The news comes as Soderbergh’s name has been popping up in a number of places in the past week to promote his HBO Max film “Let Them All Talk” releasing on that service tomorrow. Talking to The Daily Beast, he confirmed he’s working on creating a box set of several of his own films with new restorations and brand-new edits including the long-awaited “Kafka” re-release.

Soderbergh says he’s aiming to release the box-set next year and it will boast the “seven titles that have reverted back to me, or that I have some control over.” He confirmed he’s been remastering them and tinkering with them – making both “Schizopolis” and “Full Frontal” a big shorter and “Kafka” is a much more significant overhaul.

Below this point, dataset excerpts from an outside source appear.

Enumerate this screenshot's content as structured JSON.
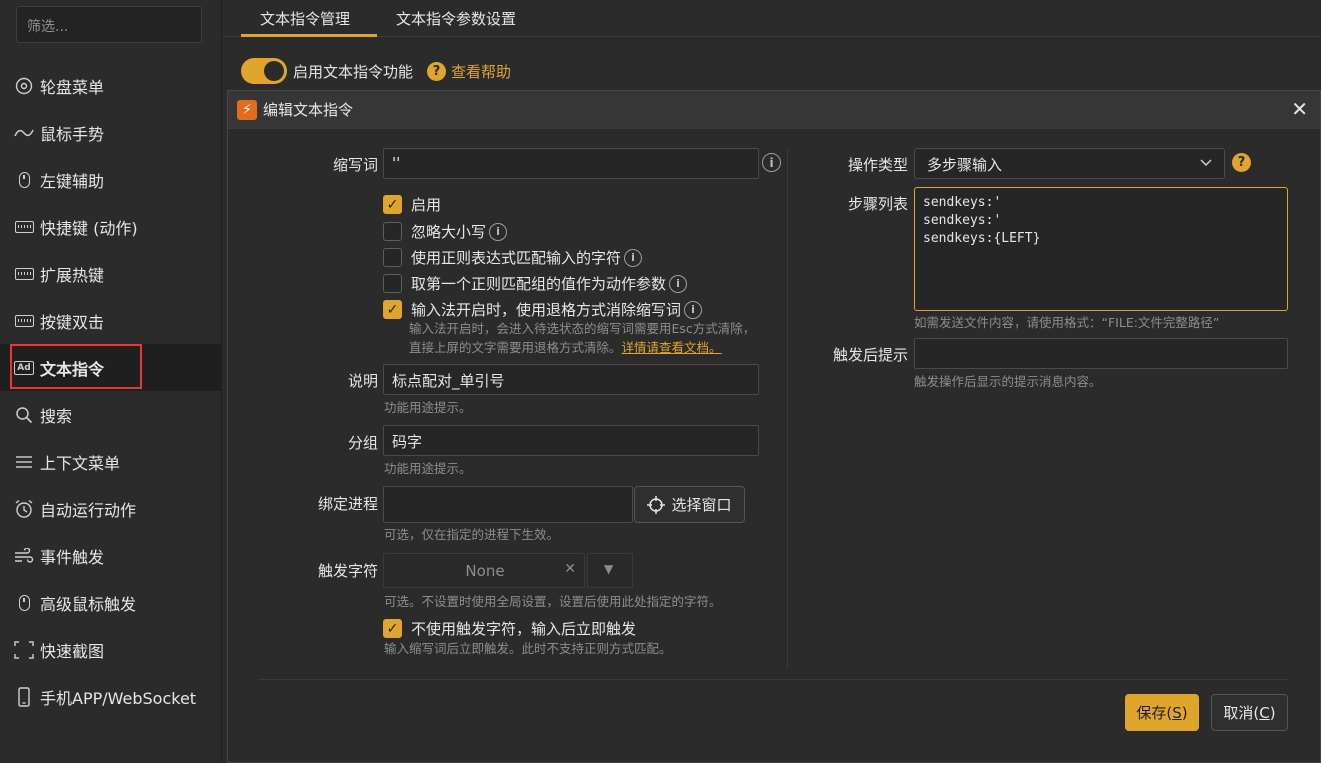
{
  "sidebar": {
    "filter_placeholder": "筛选...",
    "items": [
      {
        "label": "轮盘菜单",
        "icon": "wheel-icon"
      },
      {
        "label": "鼠标手势",
        "icon": "gesture-icon"
      },
      {
        "label": "左键辅助",
        "icon": "mouse-icon"
      },
      {
        "label": "快捷键 (动作)",
        "icon": "keyboard-icon"
      },
      {
        "label": "扩展热键",
        "icon": "keyboard-icon"
      },
      {
        "label": "按键双击",
        "icon": "keyboard-icon"
      },
      {
        "label": "文本指令",
        "icon": "ad-icon",
        "active": true
      },
      {
        "label": "搜索",
        "icon": "search-icon"
      },
      {
        "label": "上下文菜单",
        "icon": "menu-icon"
      },
      {
        "label": "自动运行动作",
        "icon": "alarm-icon"
      },
      {
        "label": "事件触发",
        "icon": "wind-icon"
      },
      {
        "label": "高级鼠标触发",
        "icon": "mouse-icon"
      },
      {
        "label": "快速截图",
        "icon": "screenshot-icon"
      },
      {
        "label": "手机APP/WebSocket",
        "icon": "phone-icon"
      }
    ]
  },
  "tabs": [
    {
      "label": "文本指令管理",
      "active": true
    },
    {
      "label": "文本指令参数设置",
      "active": false
    }
  ],
  "toolbar": {
    "enable_label": "启用文本指令功能",
    "enabled": true,
    "help_link": "查看帮助",
    "help_glyph": "?"
  },
  "dialog": {
    "title": "编辑文本指令",
    "close_glyph": "✕",
    "logo_glyph": "⚡",
    "info_glyph": "i",
    "abbrev": {
      "label": "缩写词",
      "value": "''"
    },
    "checkboxes": {
      "enable": {
        "label": "启用",
        "checked": true
      },
      "ignore_case": {
        "label": "忽略大小写",
        "checked": false
      },
      "regex": {
        "label": "使用正则表达式匹配输入的字符",
        "checked": false
      },
      "first_group": {
        "label": "取第一个正则匹配组的值作为动作参数",
        "checked": false
      },
      "ime": {
        "label": "输入法开启时，使用退格方式消除缩写词",
        "checked": true
      }
    },
    "ime_hint_line1": "输入法开启时，会进入待选状态的缩写词需要用Esc方式清除，",
    "ime_hint_line2": "直接上屏的文字需要用退格方式清除。",
    "ime_hint_link": "详情请查看文档。",
    "desc": {
      "label": "说明",
      "value": "标点配对_单引号",
      "hint": "功能用途提示。"
    },
    "group": {
      "label": "分组",
      "value": "码字",
      "hint": "功能用途提示。"
    },
    "process": {
      "label": "绑定进程",
      "value": "",
      "hint": "可选，仅在指定的进程下生效。",
      "select_window": "选择窗口"
    },
    "trigger_char": {
      "label": "触发字符",
      "value": "None",
      "hint": "可选。不设置时使用全局设置，设置后使用此处指定的字符。",
      "clear_glyph": "✕",
      "drop_glyph": "▼"
    },
    "no_trigger": {
      "label": "不使用触发字符，输入后立即触发",
      "checked": true,
      "hint": "输入缩写词后立即触发。此时不支持正则方式匹配。"
    },
    "action_type": {
      "label": "操作类型",
      "value": "多步骤输入"
    },
    "steps": {
      "label": "步骤列表",
      "value": "sendkeys:'\nsendkeys:'\nsendkeys:{LEFT}",
      "hint": "如需发送文件内容，请使用格式：“FILE:文件完整路径”"
    },
    "after_tip": {
      "label": "触发后提示",
      "value": "",
      "hint": "触发操作后显示的提示消息内容。"
    },
    "save_label": "保存(",
    "save_key": "S",
    "save_end": ")",
    "cancel_label": "取消(",
    "cancel_key": "C",
    "cancel_end": ")"
  },
  "colors": {
    "accent": "#e0a52b",
    "highlight_border": "#e53935",
    "logo": "#e36c1c"
  }
}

Soderbergh also offered some thoughts on the Warner Bros.-HBO Max decision and asked does this mean cinemas will end as we know them? Not likely:

“Not at all. [The streaming push is] just a reaction to an economic reality that I think everybody is going to have to acknowledge pretty soon, which is that even with a vaccine, the theatrical movie business won’t be robust enough in 2021 to justify the amount of P&A you need to spend to put a movie into wide release.

There’s no scenario in which a theater that is 50% full, or at least can’t be made 100% full, is a viable paradigm to put out a movie in. But that will change. We will reach a point where anybody who wants to go to a movie will feel safe going to a movie.

Let’s be clear: there is no bonanza in the entertainment industry that is the equivalent of a movie that grosses a billion dollars or more theatrically. That is the holy grail. So the theatrical business is not going away. There are too many companies that have invested too much money in the prospect of putting out a movie that blows up in theaters – there’s nothing like it. It’s all going to come back. But I think Warners is saying: not as soon as you think.”

He goes on to say he thinks the decision will finally push the studios and NATO (National Association of Theater Owners) to begin some practical conversations about windowing and fluidity in film release plans.